Previous AI language models have been able to successfully capture these individual clusters of functional neurons but haven’t looked at how these are spatially arranged in the brain.
Now, researchers from the NeuroAI Laboratory, part of both the School of Computer and Communication Sciences (IC) and the School of Life Sciences (SV), have created TopoLM, a new AI language model that mimics both the functional clustering of neurons and, for the first time, how these nerve cells are spatially arranged within the brain.
“Building on work around how the brain processes vision, we made some relatively small changes to how a language model organizes itself internally, adding a rule that encourages the model's internal representations to be 'smooth' spatially. The resulting model TopoLM develops spatial clusters of its internal components that functionally match the activity we see in human brains when they process language,” explained Assistant Professor Martin Schrimpf, Head of the NeuroAI Lab.
In their paper, TopoLM: Brain-Like Spatio-Functional Organization in a Topographic Language Model, one of the less than 2% of papers selected to be presented orally this week at ICLR 2025, the International Conference on Learning Representations, the researchers outline how TopoLM successfully predicted how the language system in the brain’s outer layer, the cortex, develops its spatio-functional organization.
“This was basic research to understand how spatial clusters or functional clusters in the brain originate in the first place and what this new model suggests is that it might be driven by a single, basic rule about spatial organization where close by neurones just tend to behave similarly,” continued Schrimpf.
The researchers believe TopoLM provides a framework for improving AI’s functional alignment with human cognition, offering direct applications to developing brain-inspired computing and neurolinguistics.
“This is an exciting step towards building artificial intelligence systems that are organized more like the human brain.
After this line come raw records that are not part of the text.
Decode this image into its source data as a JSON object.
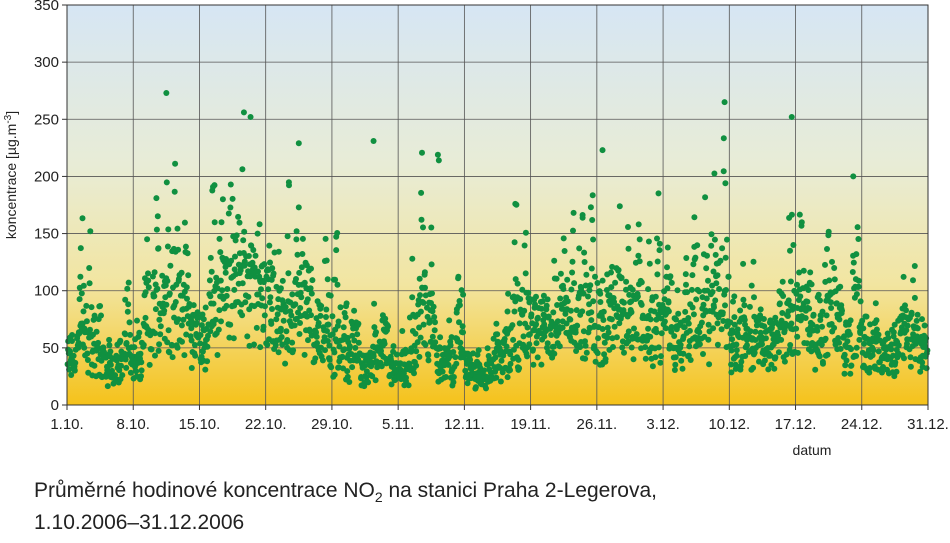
{
  "caption": {
    "line1_prefix": "Průměrné hodinové koncentrace NO",
    "line1_sub": "2",
    "line1_suffix": " na stanici Praha 2-Legerova,",
    "line2": "1.10.2006–31.12.2006"
  },
  "chart_data": {
    "type": "scatter",
    "xlabel": "datum",
    "ylabel_prefix": "koncentrace [µg.m",
    "ylabel_sup": "-3",
    "ylabel_suffix": "]",
    "ylim": [
      0,
      350
    ],
    "yticks": [
      0,
      50,
      100,
      150,
      200,
      250,
      300,
      350
    ],
    "xlim": [
      0,
      91
    ],
    "xticks": [
      {
        "pos": 0,
        "label": "1.10."
      },
      {
        "pos": 7,
        "label": "8.10."
      },
      {
        "pos": 14,
        "label": "15.10."
      },
      {
        "pos": 21,
        "label": "22.10."
      },
      {
        "pos": 28,
        "label": "29.10."
      },
      {
        "pos": 35,
        "label": "5.11."
      },
      {
        "pos": 42,
        "label": "12.11."
      },
      {
        "pos": 49,
        "label": "19.11."
      },
      {
        "pos": 56,
        "label": "26.11."
      },
      {
        "pos": 63,
        "label": "3.12."
      },
      {
        "pos": 70,
        "label": "10.12."
      },
      {
        "pos": 77,
        "label": "17.12."
      },
      {
        "pos": 84,
        "label": "24.12."
      },
      {
        "pos": 91,
        "label": "31.12."
      }
    ],
    "grid": true,
    "background_gradient": [
      "#d6e6f4",
      "#e8ecd6",
      "#f2e5a0",
      "#f5c21a"
    ],
    "marker_color": "#109040",
    "daily_base": [
      40,
      55,
      48,
      40,
      30,
      35,
      45,
      35,
      60,
      75,
      90,
      75,
      85,
      60,
      55,
      80,
      95,
      110,
      105,
      100,
      95,
      90,
      75,
      70,
      95,
      85,
      70,
      55,
      45,
      40,
      55,
      30,
      35,
      50,
      30,
      25,
      30,
      75,
      60,
      40,
      30,
      60,
      35,
      25,
      28,
      35,
      45,
      55,
      70,
      65,
      65,
      65,
      85,
      90,
      75,
      65,
      65,
      85,
      70,
      75,
      80,
      60,
      65,
      85,
      55,
      55,
      70,
      65,
      90,
      75,
      50,
      55,
      45,
      55,
      55,
      70,
      65,
      75,
      80,
      55,
      75,
      65,
      50,
      75,
      55,
      50,
      45,
      50,
      60,
      55,
      55
    ],
    "daily_peak": [
      80,
      200,
      160,
      110,
      60,
      80,
      140,
      90,
      150,
      200,
      270,
      225,
      170,
      110,
      110,
      220,
      250,
      255,
      225,
      150,
      180,
      225,
      130,
      225,
      200,
      140,
      80,
      225,
      200,
      100,
      80,
      60,
      80,
      100,
      60,
      70,
      140,
      215,
      145,
      70,
      90,
      140,
      60,
      45,
      50,
      80,
      110,
      190,
      150,
      110,
      110,
      150,
      175,
      170,
      195,
      220,
      150,
      140,
      200,
      200,
      190,
      150,
      200,
      150,
      120,
      150,
      200,
      185,
      220,
      265,
      110,
      125,
      160,
      100,
      80,
      110,
      250,
      230,
      140,
      90,
      180,
      160,
      100,
      200,
      110,
      80,
      60,
      90,
      110,
      135,
      90
    ],
    "extremes": [
      {
        "x": 10.5,
        "y": 273
      },
      {
        "x": 18.7,
        "y": 256
      },
      {
        "x": 19.4,
        "y": 252
      },
      {
        "x": 69.5,
        "y": 265
      },
      {
        "x": 76.6,
        "y": 252
      },
      {
        "x": 39.2,
        "y": 219
      },
      {
        "x": 39.3,
        "y": 214
      },
      {
        "x": 24.5,
        "y": 229
      },
      {
        "x": 32.4,
        "y": 231
      },
      {
        "x": 56.6,
        "y": 223
      },
      {
        "x": 83.1,
        "y": 200
      }
    ]
  }
}
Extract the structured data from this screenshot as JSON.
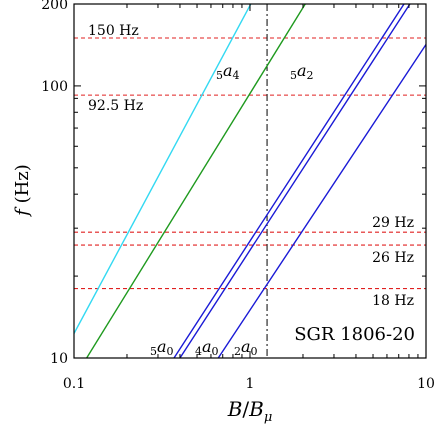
{
  "chart_data": {
    "type": "line",
    "xscale": "log",
    "yscale": "log",
    "xlim": [
      0.1,
      10
    ],
    "ylim": [
      10,
      200
    ],
    "xlabel": {
      "main": "B",
      "slash": "/",
      "sub_main": "B",
      "sub": "μ"
    },
    "ylabel": {
      "main": "f",
      "unit": "(Hz)"
    },
    "xticks": [
      {
        "value": 0.1,
        "label": "0.1"
      },
      {
        "value": 1,
        "label": "1"
      },
      {
        "value": 10,
        "label": "10"
      }
    ],
    "yticks": [
      {
        "value": 10,
        "label": "10"
      },
      {
        "value": 100,
        "label": "100"
      },
      {
        "value": 200,
        "label": "200"
      }
    ],
    "series": [
      {
        "name": "5a4",
        "label_pre": "5",
        "label_main": "a",
        "label_sub": "4",
        "color": "#33d9f2",
        "x": [
          0.1,
          1.01
        ],
        "y": [
          12.3,
          200
        ]
      },
      {
        "name": "5a2",
        "label_pre": "5",
        "label_main": "a",
        "label_sub": "2",
        "color": "#1f9a1f",
        "x": [
          0.118,
          2.06
        ],
        "y": [
          10,
          200
        ]
      },
      {
        "name": "5a0 (upper)",
        "label_pre": "5",
        "label_main": "a",
        "label_sub": "0",
        "color": "#1a1ad6",
        "x": [
          0.37,
          7.5
        ],
        "y": [
          10,
          200
        ]
      },
      {
        "name": "4a0",
        "label_pre": "4",
        "label_main": "a",
        "label_sub": "0",
        "color": "#1a1ad6",
        "x": [
          0.4,
          8.1
        ],
        "y": [
          10,
          200
        ]
      },
      {
        "name": "2a0",
        "label_pre": "2",
        "label_main": "a",
        "label_sub": "0",
        "color": "#1a1ad6",
        "x": [
          0.66,
          10
        ],
        "y": [
          10,
          142
        ]
      }
    ],
    "hlines": [
      {
        "y": 150,
        "label": "150 Hz",
        "color": "#e02020"
      },
      {
        "y": 92.5,
        "label": "92.5 Hz",
        "color": "#e02020"
      },
      {
        "y": 29,
        "label": "29 Hz",
        "color": "#e02020"
      },
      {
        "y": 26,
        "label": "26 Hz",
        "color": "#e02020"
      },
      {
        "y": 18,
        "label": "18 Hz",
        "color": "#e02020"
      }
    ],
    "vline": {
      "x": 1.25,
      "color": "#000000"
    },
    "annotation": "SGR 1806-20",
    "grid": false
  }
}
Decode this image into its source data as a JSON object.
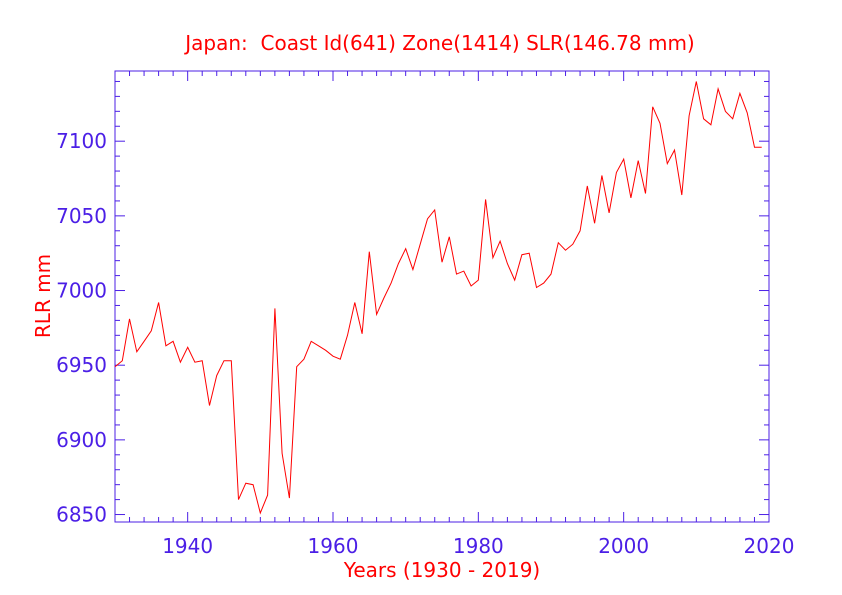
{
  "colors": {
    "axis": "#4b1fe6",
    "series": "#ff0000",
    "text": "#ff0000",
    "background": "#ffffff"
  },
  "chart_data": {
    "type": "line",
    "title": "Japan:  Coast Id(641) Zone(1414) SLR(146.78 mm)",
    "xlabel": "Years (1930 - 2019)",
    "ylabel": "RLR mm",
    "xlim": [
      1930,
      2020
    ],
    "ylim": [
      6845,
      7147
    ],
    "x_ticks": [
      1940,
      1960,
      1980,
      2000,
      2020
    ],
    "y_ticks": [
      6850,
      6900,
      6950,
      7000,
      7050,
      7100
    ],
    "grid": false,
    "x": [
      1930,
      1931,
      1932,
      1933,
      1934,
      1935,
      1936,
      1937,
      1938,
      1939,
      1940,
      1941,
      1942,
      1943,
      1944,
      1945,
      1946,
      1947,
      1948,
      1949,
      1950,
      1951,
      1952,
      1953,
      1954,
      1955,
      1956,
      1957,
      1958,
      1959,
      1960,
      1961,
      1962,
      1963,
      1964,
      1965,
      1966,
      1967,
      1968,
      1969,
      1970,
      1971,
      1972,
      1973,
      1974,
      1975,
      1976,
      1977,
      1978,
      1979,
      1980,
      1981,
      1982,
      1983,
      1984,
      1985,
      1986,
      1987,
      1988,
      1989,
      1990,
      1991,
      1992,
      1993,
      1994,
      1995,
      1996,
      1997,
      1998,
      1999,
      2000,
      2001,
      2002,
      2003,
      2004,
      2005,
      2006,
      2007,
      2008,
      2009,
      2010,
      2011,
      2012,
      2013,
      2014,
      2015,
      2016,
      2017,
      2018,
      2019
    ],
    "y": [
      6949,
      6953,
      6981,
      6959,
      6966,
      6973,
      6992,
      6963,
      6966,
      6952,
      6962,
      6952,
      6953,
      6923,
      6943,
      6953,
      6953,
      6860,
      6871,
      6870,
      6851,
      6863,
      6988,
      6891,
      6861,
      6949,
      6954,
      6966,
      6963,
      6960,
      6956,
      6954,
      6970,
      6992,
      6971,
      7026,
      6984,
      6995,
      7005,
      7018,
      7028,
      7014,
      7031,
      7048,
      7054,
      7019,
      7036,
      7011,
      7013,
      7003,
      7007,
      7061,
      7022,
      7033,
      7018,
      7007,
      7024,
      7025,
      7002,
      7005,
      7011,
      7032,
      7027,
      7031,
      7040,
      7070,
      7045,
      7077,
      7052,
      7079,
      7088,
      7062,
      7087,
      7065,
      7123,
      7112,
      7085,
      7094,
      7064,
      7117,
      7140,
      7115,
      7111,
      7135,
      7120,
      7115,
      7132,
      7119,
      7096,
      7096
    ]
  }
}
One of our main goals is to build better models of the brain in general and with TopoLM we are one step closer to clinical applications that might help us to help people with language disorders or similar language deficits,” said Badr AlKhamissi, a doctoral assistant in the NeuroAI Lab and IC’s Natural Language Processing Laboratory (NLP) and one of the authors of the paper.
This work also sheds light on interpretability, basically the understanding of what happens inside complex Large Language Models (LLMs) and how they actually work. Normally, LLMs have mathematical representations called 'vectors' associated with each artificial 'neuron'. To understand what the model has learned, it would be necessary to analyse each vector individually or in small groups.
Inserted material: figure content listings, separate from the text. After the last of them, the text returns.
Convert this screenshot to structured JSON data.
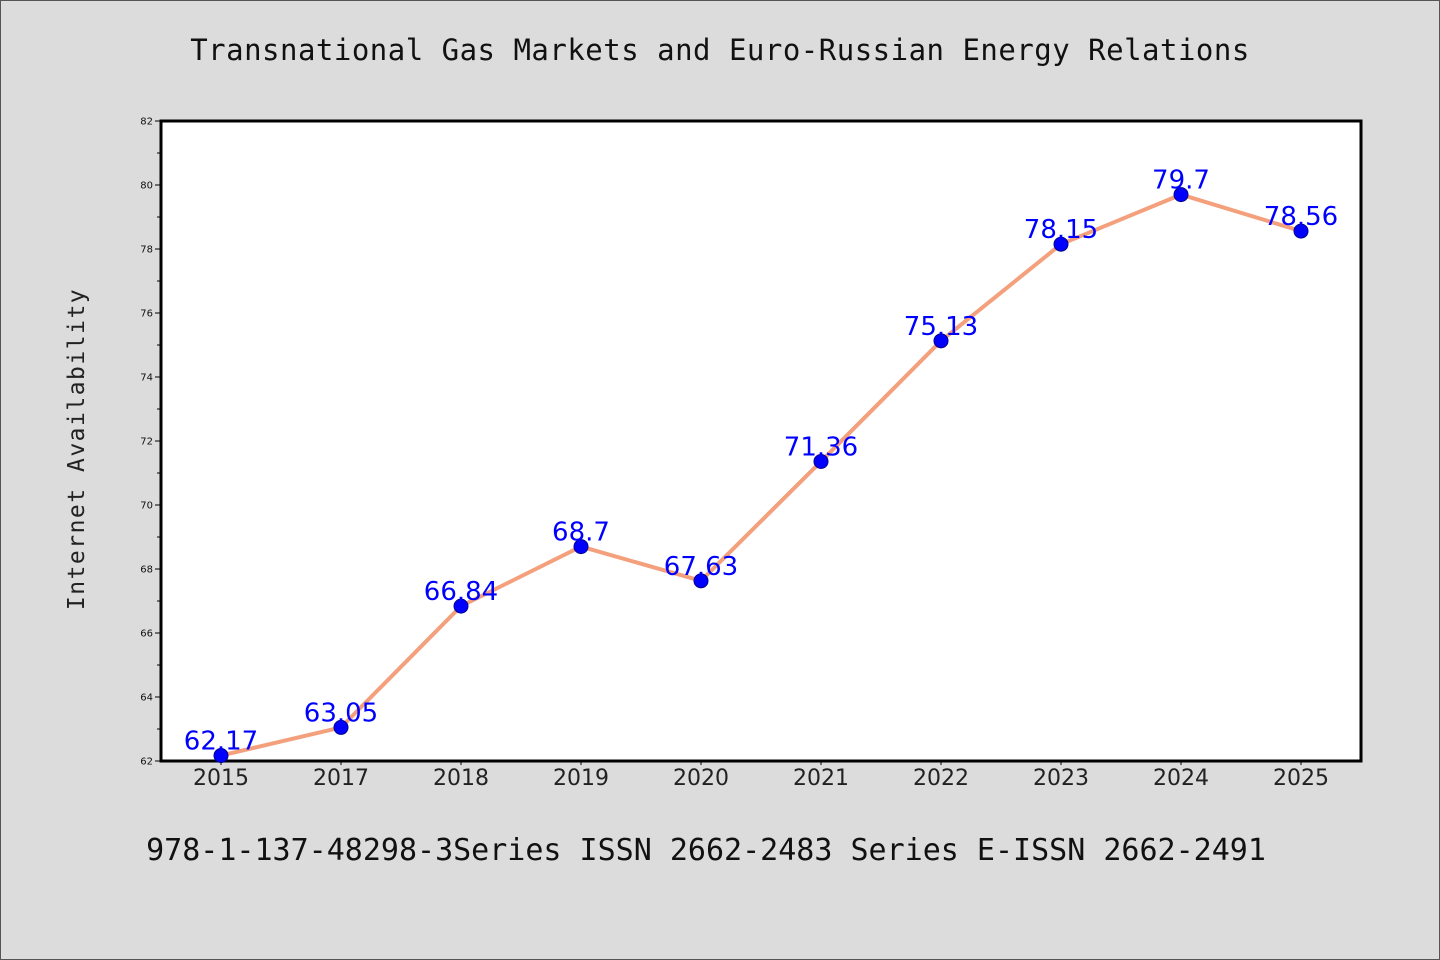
{
  "chart_data": {
    "type": "line",
    "title": "Transnational Gas Markets and Euro-Russian Energy Relations",
    "xlabel": "",
    "ylabel": "Internet Availability",
    "categories": [
      "2015",
      "2017",
      "2018",
      "2019",
      "2020",
      "2021",
      "2022",
      "2023",
      "2024",
      "2025"
    ],
    "series": [
      {
        "values": [
          62.17,
          63.05,
          66.84,
          68.7,
          67.63,
          71.36,
          75.13,
          78.15,
          79.7,
          78.56
        ],
        "data_labels": [
          "62.17",
          "63.05",
          "66.84",
          "68.7",
          "67.63",
          "71.36",
          "75.13",
          "78.15",
          "79.7",
          "78.56"
        ]
      }
    ],
    "ylim": [
      62,
      82
    ],
    "yticks": [
      62,
      64,
      66,
      68,
      70,
      72,
      74,
      76,
      78,
      80,
      82
    ],
    "grid": false,
    "legend": "none",
    "colors": {
      "line": "#f4a07c",
      "marker": "#0000ff",
      "data_label": "#0000ff",
      "plot_background": "#ffffff",
      "page_background": "#dcdcdc"
    }
  },
  "footer_text": "978-1-137-48298-3Series ISSN 2662-2483 Series E-ISSN 2662-2491"
}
Because TopoLM organizes its internal components into clusters, it’s possible to look at these and see meaningful groupings emerge. This makes it more straightforward to get a sense of how the model is representing and processing language because the organization itself reflects meaningful categories.
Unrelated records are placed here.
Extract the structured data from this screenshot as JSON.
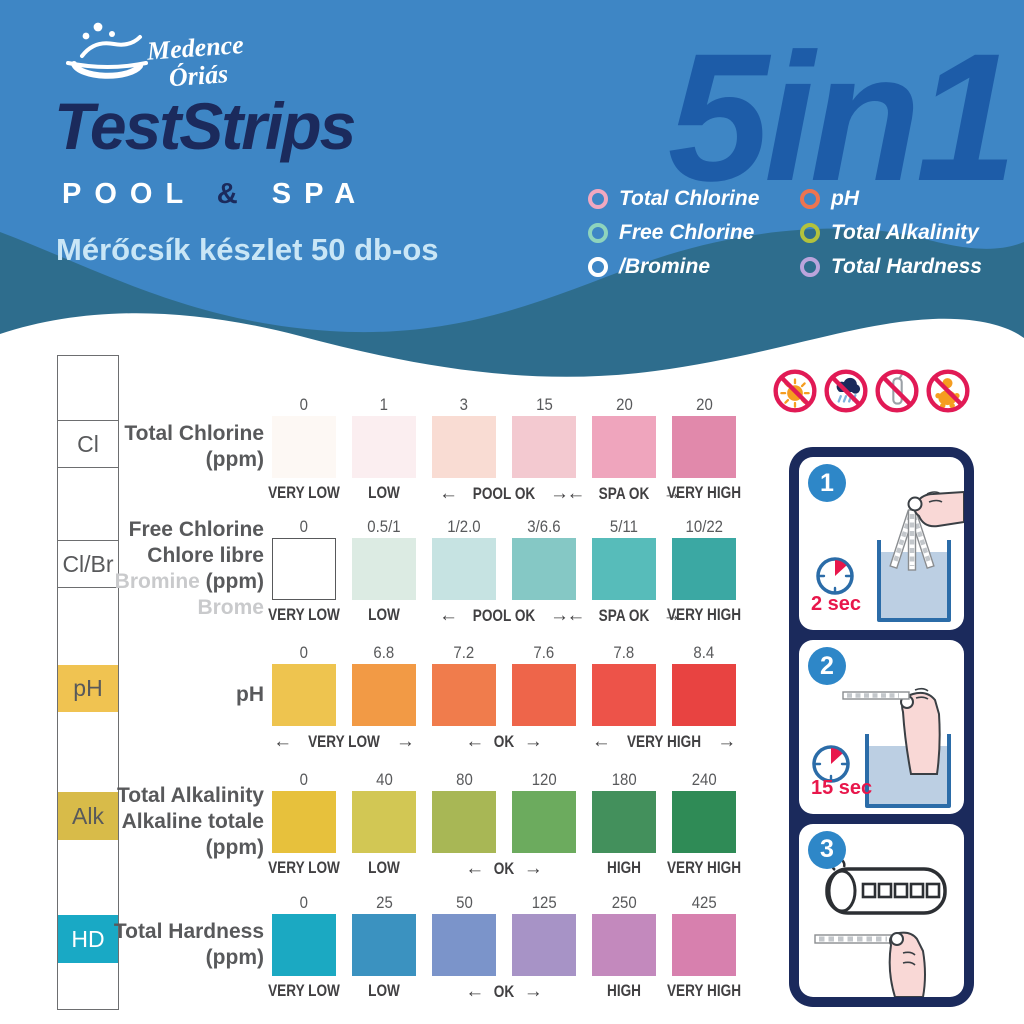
{
  "header": {
    "logo_line1": "Medence",
    "logo_line2": "Óriás",
    "title": "TestStrips",
    "subtitle": {
      "pool": "POOL",
      "amp": "&",
      "spa": "SPA"
    },
    "tagline": "Mérőcsík készlet 50 db-os",
    "badge": "5in1",
    "colors": {
      "background": "#3e86c5",
      "wave_dark": "#2e6d8d",
      "navy": "#1b2a5c",
      "badge_blue": "#1d5ca8"
    },
    "features_left": [
      {
        "label": "Total Chlorine",
        "bullet_color": "#f0a8c0"
      },
      {
        "label": "Free Chlorine",
        "bullet_color": "#8ed4bd"
      },
      {
        "label": "/Bromine",
        "bullet_color": "#ffffff"
      }
    ],
    "features_right": [
      {
        "label": "pH",
        "bullet_color": "#ec7450"
      },
      {
        "label": "Total Alkalinity",
        "bullet_color": "#b2c23d"
      },
      {
        "label": "Total Hardness",
        "bullet_color": "#bba4dc"
      }
    ]
  },
  "strip": {
    "pads": [
      {
        "label": "Cl",
        "color": "#ffffff",
        "text_color": "#58595b",
        "outlined": true
      },
      {
        "label": "Cl/Br",
        "color": "#ffffff",
        "text_color": "#58595b",
        "outlined": true
      },
      {
        "label": "pH",
        "color": "#f0c351",
        "text_color": "#58595b",
        "outlined": false
      },
      {
        "label": "Alk",
        "color": "#d8bb49",
        "text_color": "#58595b",
        "outlined": false
      },
      {
        "label": "HD",
        "color": "#19a9c5",
        "text_color": "#ffffff",
        "outlined": false
      }
    ]
  },
  "chart_rows": [
    {
      "title": [
        [
          {
            "t": "Total Chlorine",
            "m": false
          }
        ],
        [
          {
            "t": "(ppm)",
            "m": false
          }
        ]
      ],
      "values": [
        "0",
        "1",
        "3",
        "15",
        "20",
        "20"
      ],
      "colors": [
        "#fdf8f4",
        "#fbeef0",
        "#f9dcd3",
        "#f3c9d0",
        "#efa5bd",
        "#e189ab"
      ],
      "outlined_first": false,
      "labels": [
        {
          "text": "VERY LOW",
          "cols": [
            0,
            0
          ],
          "arrows": false
        },
        {
          "text": "LOW",
          "cols": [
            1,
            1
          ],
          "arrows": false
        },
        {
          "text": "POOL OK",
          "cols": [
            2,
            3
          ],
          "arrows": true
        },
        {
          "text": "SPA OK",
          "cols": [
            4,
            4
          ],
          "arrows": true
        },
        {
          "text": "VERY HIGH",
          "cols": [
            5,
            5
          ],
          "arrows": false
        }
      ]
    },
    {
      "title": [
        [
          {
            "t": "Free Chlorine",
            "m": false
          }
        ],
        [
          {
            "t": "Chlore libre",
            "m": false
          }
        ],
        [
          {
            "t": "Bromine ",
            "m": true
          },
          {
            "t": "(ppm)",
            "m": false
          }
        ],
        [
          {
            "t": "Brome",
            "m": true
          }
        ]
      ],
      "values": [
        "0",
        "0.5/1",
        "1/2.0",
        "3/6.6",
        "5/11",
        "10/22"
      ],
      "colors": [
        "#ffffff",
        "#dcebe3",
        "#c6e3e2",
        "#85c8c5",
        "#57bcba",
        "#3ba8a3"
      ],
      "outlined_first": true,
      "labels": [
        {
          "text": "VERY LOW",
          "cols": [
            0,
            0
          ],
          "arrows": false
        },
        {
          "text": "LOW",
          "cols": [
            1,
            1
          ],
          "arrows": false
        },
        {
          "text": "POOL OK",
          "cols": [
            2,
            3
          ],
          "arrows": true
        },
        {
          "text": "SPA OK",
          "cols": [
            4,
            4
          ],
          "arrows": true
        },
        {
          "text": "VERY HIGH",
          "cols": [
            5,
            5
          ],
          "arrows": false
        }
      ]
    },
    {
      "title": [
        [
          {
            "t": "pH",
            "m": false
          }
        ]
      ],
      "values": [
        "0",
        "6.8",
        "7.2",
        "7.6",
        "7.8",
        "8.4"
      ],
      "colors": [
        "#eec44f",
        "#f29a45",
        "#f07c4c",
        "#ee654a",
        "#ed5349",
        "#e84341"
      ],
      "outlined_first": false,
      "labels": [
        {
          "text": "VERY LOW",
          "cols": [
            0,
            1
          ],
          "arrows": true
        },
        {
          "text": "OK",
          "cols": [
            2,
            3
          ],
          "arrows": true
        },
        {
          "text": "VERY HIGH",
          "cols": [
            4,
            5
          ],
          "arrows": true
        }
      ]
    },
    {
      "title": [
        [
          {
            "t": "Total Alkalinity",
            "m": false
          }
        ],
        [
          {
            "t": "Alkaline totale",
            "m": false
          }
        ],
        [
          {
            "t": "(ppm)",
            "m": false
          }
        ]
      ],
      "values": [
        "0",
        "40",
        "80",
        "120",
        "180",
        "240"
      ],
      "colors": [
        "#e7c13c",
        "#d2c754",
        "#a8b755",
        "#6cab5e",
        "#43905c",
        "#2f8b56"
      ],
      "outlined_first": false,
      "labels": [
        {
          "text": "VERY LOW",
          "cols": [
            0,
            0
          ],
          "arrows": false
        },
        {
          "text": "LOW",
          "cols": [
            1,
            1
          ],
          "arrows": false
        },
        {
          "text": "OK",
          "cols": [
            2,
            3
          ],
          "arrows": true
        },
        {
          "text": "HIGH",
          "cols": [
            4,
            4
          ],
          "arrows": false
        },
        {
          "text": "VERY HIGH",
          "cols": [
            5,
            5
          ],
          "arrows": false
        }
      ]
    },
    {
      "title": [
        [
          {
            "t": "Total Hardness",
            "m": false
          }
        ],
        [
          {
            "t": "(ppm)",
            "m": false
          }
        ]
      ],
      "values": [
        "0",
        "25",
        "50",
        "125",
        "250",
        "425"
      ],
      "colors": [
        "#1ba9c2",
        "#3b92c0",
        "#7b94ca",
        "#a793c6",
        "#c389bd",
        "#d780ae"
      ],
      "outlined_first": false,
      "labels": [
        {
          "text": "VERY LOW",
          "cols": [
            0,
            0
          ],
          "arrows": false
        },
        {
          "text": "LOW",
          "cols": [
            1,
            1
          ],
          "arrows": false
        },
        {
          "text": "OK",
          "cols": [
            2,
            3
          ],
          "arrows": true
        },
        {
          "text": "HIGH",
          "cols": [
            4,
            4
          ],
          "arrows": false
        },
        {
          "text": "VERY HIGH",
          "cols": [
            5,
            5
          ],
          "arrows": false
        }
      ]
    }
  ],
  "warnings": [
    "no-direct-sunlight-icon",
    "no-rain-moisture-icon",
    "no-open-tube-icon",
    "keep-away-children-icon"
  ],
  "steps": [
    {
      "number": "1",
      "time": "2 sec"
    },
    {
      "number": "2",
      "time": "15 sec"
    },
    {
      "number": "3",
      "time": ""
    }
  ]
}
So what’s next in this cutting-edge research? The EPFL research team will now work to test the predictions of the model in human brains.
“This model works so well, far better than we expected, that we want to test if its predictions are true. There are clusters in the model that we have not yet observed in the human brain because nobody has looked for them yet. We’ll be working with colleagues in the United States who experimentally work with humans to run a new imaging study to find out if these clusters also appear in the human brain,” concluded Schrimpf.
Badr AlKhamissi, Neil Rathi and Hannes Mehrer all worked with Martin Schrimpf on developing the TopoLM model.
The NeuroAI Laboratory is part of EPFL’s Neuro-X institute, a collaborative and interdisciplinary community that brings together teams from EPFL’s School of Computer and Communication Sciences, The School of Life Sciences and the School of Engineering.